Tras el éxito de «El club de los cinco», John Hughes recibió el encargo de escribir y dirigir otra comedia juvenil. En «La mujer explosiva» («Weird Science«), protagonizada por Kelly LeBrock, Anthony Michael Hall, Ilan Mitchell-Smith, Bill Paxton, Suzanne Snyder y Robert Downey Jr., entre otros, Gary Wallace y Wyatt Donnelly, dos jóvenes ‘nerds’, genios de la informática sin habilidades sociales, aprovechaban que sus padres no estaban en casa durante el fin de semana para crear con un ordenador a la mujer de sus sueños, mezclando distintas partes de mujeres perfectas, emulando al doctor Frankenstein. Su sorpresa es mayúscula cuando ésta mujer ideal sale del monitor y les dice que está dispuesta a obedecerles en todo lo que quieran, cosa que aprovecharán para poder presumir delante de sus amigos y no mendigar la atención del resto de las chicas.

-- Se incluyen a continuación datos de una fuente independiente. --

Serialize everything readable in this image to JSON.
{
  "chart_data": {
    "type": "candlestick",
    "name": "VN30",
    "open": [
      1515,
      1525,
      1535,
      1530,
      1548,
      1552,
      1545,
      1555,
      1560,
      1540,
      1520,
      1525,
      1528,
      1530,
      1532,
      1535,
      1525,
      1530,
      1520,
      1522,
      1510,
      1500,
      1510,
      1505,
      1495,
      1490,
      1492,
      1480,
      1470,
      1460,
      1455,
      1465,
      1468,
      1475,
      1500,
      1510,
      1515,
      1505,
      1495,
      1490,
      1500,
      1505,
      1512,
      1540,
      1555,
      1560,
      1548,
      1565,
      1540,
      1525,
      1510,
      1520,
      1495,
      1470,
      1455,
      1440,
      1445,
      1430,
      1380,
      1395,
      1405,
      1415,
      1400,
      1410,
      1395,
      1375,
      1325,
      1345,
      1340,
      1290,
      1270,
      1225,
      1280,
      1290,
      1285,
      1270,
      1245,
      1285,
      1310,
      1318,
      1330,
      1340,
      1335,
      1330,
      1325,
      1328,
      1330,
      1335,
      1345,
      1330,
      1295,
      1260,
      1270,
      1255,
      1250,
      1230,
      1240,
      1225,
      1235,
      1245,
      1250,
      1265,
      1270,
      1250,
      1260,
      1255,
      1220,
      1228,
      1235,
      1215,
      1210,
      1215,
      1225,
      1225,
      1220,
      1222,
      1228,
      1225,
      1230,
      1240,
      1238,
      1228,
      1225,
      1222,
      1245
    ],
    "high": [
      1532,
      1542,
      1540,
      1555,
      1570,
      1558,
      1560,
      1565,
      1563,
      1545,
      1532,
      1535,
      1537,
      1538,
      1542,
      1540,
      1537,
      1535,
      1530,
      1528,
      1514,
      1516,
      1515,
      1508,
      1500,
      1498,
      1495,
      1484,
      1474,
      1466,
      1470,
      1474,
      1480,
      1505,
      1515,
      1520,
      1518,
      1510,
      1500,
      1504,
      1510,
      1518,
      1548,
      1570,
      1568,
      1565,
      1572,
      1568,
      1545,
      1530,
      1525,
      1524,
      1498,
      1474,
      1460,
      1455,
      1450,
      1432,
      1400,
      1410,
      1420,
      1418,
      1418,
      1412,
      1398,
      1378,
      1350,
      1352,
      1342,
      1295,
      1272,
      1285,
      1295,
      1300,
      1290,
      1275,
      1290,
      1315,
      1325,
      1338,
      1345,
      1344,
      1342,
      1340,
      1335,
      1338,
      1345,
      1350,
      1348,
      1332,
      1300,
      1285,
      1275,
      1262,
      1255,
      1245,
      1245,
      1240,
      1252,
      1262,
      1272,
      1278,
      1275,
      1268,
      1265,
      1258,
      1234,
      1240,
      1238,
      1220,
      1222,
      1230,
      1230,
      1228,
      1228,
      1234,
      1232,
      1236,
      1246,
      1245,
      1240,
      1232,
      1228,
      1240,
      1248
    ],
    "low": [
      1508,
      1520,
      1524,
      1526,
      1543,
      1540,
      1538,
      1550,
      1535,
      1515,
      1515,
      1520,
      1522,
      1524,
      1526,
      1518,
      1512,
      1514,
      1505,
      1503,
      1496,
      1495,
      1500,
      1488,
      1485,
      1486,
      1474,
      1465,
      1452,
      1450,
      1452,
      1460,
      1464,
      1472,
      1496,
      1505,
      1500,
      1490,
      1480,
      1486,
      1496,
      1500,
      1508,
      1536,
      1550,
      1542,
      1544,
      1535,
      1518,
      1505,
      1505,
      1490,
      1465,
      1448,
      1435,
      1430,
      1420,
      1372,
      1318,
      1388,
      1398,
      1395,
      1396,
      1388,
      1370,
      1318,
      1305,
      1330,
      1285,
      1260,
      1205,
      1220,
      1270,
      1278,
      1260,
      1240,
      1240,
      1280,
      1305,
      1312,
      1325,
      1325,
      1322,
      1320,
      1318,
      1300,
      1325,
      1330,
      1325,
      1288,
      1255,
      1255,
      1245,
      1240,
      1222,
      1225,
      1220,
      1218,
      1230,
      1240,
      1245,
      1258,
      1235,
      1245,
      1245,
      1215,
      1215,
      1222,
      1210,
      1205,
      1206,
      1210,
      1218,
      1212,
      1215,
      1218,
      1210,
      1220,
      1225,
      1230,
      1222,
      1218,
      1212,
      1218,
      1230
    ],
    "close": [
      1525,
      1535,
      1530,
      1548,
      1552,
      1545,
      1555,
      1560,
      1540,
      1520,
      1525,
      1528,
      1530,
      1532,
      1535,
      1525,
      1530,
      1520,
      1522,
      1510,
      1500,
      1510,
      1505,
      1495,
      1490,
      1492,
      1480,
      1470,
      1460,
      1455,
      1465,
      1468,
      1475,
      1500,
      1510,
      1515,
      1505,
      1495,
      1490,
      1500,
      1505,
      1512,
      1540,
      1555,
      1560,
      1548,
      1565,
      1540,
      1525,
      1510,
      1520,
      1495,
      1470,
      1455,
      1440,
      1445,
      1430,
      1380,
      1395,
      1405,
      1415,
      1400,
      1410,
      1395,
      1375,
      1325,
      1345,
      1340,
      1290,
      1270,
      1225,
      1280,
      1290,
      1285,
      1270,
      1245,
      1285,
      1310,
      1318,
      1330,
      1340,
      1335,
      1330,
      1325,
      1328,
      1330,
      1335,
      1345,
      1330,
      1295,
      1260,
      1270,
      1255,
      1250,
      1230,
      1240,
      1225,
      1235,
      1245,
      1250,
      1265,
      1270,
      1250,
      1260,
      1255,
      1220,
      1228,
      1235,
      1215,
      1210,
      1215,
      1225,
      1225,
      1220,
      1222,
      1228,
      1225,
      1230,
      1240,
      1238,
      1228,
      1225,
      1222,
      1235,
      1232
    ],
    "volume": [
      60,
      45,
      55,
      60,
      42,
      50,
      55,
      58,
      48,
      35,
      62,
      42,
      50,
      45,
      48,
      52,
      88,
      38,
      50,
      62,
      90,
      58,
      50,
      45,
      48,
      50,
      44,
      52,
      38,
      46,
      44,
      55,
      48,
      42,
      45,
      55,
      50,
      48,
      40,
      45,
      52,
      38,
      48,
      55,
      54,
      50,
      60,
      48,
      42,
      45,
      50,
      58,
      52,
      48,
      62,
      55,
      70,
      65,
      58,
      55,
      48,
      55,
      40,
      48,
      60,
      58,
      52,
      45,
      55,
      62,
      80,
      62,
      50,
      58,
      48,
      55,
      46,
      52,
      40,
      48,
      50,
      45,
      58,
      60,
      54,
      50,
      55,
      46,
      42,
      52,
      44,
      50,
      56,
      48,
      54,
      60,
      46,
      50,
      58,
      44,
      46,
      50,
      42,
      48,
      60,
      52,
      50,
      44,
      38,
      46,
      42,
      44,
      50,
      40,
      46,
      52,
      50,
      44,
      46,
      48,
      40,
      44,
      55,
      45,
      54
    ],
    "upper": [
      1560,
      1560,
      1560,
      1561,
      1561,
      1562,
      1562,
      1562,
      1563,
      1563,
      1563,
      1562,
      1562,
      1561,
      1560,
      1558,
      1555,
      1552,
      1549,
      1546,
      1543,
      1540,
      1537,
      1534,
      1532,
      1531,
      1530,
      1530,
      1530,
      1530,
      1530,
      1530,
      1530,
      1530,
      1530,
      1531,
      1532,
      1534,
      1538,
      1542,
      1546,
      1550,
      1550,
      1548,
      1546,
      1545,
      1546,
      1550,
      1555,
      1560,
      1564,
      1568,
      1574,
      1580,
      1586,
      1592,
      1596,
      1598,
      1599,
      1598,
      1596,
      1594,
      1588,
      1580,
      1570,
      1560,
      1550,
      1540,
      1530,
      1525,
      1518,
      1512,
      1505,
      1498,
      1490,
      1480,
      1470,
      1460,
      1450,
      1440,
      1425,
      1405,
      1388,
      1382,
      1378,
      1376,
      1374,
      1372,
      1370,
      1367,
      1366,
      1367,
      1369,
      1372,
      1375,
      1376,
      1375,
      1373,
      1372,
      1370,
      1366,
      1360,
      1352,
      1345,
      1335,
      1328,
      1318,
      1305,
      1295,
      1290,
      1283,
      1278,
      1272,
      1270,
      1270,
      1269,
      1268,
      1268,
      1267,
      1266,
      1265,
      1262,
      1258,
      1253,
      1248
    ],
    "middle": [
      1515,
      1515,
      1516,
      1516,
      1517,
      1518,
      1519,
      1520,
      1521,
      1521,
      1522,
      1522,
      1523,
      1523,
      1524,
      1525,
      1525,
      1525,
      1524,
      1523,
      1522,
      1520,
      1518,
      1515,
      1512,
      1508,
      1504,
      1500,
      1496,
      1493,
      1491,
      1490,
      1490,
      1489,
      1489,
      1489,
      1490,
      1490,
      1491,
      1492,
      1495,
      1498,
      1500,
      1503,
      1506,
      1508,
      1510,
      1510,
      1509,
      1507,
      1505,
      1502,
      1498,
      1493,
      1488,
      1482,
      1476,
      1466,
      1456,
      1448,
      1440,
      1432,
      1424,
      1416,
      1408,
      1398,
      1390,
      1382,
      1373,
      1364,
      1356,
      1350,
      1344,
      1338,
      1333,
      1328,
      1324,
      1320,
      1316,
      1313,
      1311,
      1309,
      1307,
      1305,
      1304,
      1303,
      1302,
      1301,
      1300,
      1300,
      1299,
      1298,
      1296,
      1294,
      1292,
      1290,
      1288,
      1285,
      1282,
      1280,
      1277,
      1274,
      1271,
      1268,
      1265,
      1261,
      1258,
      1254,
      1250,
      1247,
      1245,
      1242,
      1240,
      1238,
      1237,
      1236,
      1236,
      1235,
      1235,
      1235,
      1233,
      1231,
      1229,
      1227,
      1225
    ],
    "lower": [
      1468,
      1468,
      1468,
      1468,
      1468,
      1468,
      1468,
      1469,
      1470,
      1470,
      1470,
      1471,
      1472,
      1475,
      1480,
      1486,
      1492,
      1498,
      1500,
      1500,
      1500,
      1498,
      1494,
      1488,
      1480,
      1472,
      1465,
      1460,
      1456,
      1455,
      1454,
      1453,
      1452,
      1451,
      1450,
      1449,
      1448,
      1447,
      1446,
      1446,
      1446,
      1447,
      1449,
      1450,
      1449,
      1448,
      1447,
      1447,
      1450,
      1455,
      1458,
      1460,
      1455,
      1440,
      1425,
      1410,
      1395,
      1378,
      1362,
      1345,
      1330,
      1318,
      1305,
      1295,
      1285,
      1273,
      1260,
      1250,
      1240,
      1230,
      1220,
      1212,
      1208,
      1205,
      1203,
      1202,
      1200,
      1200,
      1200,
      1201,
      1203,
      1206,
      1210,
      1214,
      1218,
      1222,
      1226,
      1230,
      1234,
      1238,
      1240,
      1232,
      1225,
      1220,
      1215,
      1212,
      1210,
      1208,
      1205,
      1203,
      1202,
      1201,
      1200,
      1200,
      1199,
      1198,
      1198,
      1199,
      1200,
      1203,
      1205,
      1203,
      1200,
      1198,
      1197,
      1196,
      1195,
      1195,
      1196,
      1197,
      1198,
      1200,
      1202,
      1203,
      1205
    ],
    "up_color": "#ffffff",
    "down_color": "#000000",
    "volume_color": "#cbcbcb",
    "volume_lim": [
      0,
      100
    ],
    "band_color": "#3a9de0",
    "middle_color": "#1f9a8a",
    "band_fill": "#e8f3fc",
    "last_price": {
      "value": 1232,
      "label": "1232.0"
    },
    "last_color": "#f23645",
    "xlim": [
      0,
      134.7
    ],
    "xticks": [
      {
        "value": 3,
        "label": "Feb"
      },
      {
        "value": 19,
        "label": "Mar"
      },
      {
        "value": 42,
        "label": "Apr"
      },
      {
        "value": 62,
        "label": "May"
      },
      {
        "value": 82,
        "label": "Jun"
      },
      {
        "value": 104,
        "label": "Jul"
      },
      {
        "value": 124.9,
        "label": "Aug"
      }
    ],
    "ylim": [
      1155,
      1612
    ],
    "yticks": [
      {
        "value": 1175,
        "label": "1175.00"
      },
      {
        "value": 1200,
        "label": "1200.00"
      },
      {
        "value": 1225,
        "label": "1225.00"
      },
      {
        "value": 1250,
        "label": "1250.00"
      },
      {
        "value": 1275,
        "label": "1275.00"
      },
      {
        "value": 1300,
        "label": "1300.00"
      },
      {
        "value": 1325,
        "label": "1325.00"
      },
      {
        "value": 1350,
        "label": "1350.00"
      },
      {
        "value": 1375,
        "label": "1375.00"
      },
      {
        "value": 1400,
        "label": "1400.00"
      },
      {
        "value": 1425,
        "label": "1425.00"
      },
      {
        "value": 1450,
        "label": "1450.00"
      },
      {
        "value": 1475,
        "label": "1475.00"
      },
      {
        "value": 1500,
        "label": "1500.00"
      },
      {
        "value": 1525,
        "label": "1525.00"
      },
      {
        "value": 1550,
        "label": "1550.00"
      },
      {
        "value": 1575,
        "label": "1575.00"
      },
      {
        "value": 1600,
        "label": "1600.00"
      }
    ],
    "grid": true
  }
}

La mujer explosiva de la función era la bellísima Kelly LeBrock, una actriz que alcanzó el estrellato a mediados de los años noventa con su debut, en la «La mujer de rojo» de Gene Wilder, pero tras su matrimonio con Steven Seagal y la llegada de los años noventa, las cosas no le fueron demasiado bien y su carrera se diluyó como un azucarillo en el café. El tiempo ha olvidado a Kelly LeBrock, y también un poco a «La mujer explosiva» de John Hughes, que quizás merecería un remake, pero ha dejado grabada en nuestra memoria la pegadiza canción «Weird Science» de Oingo Boingo.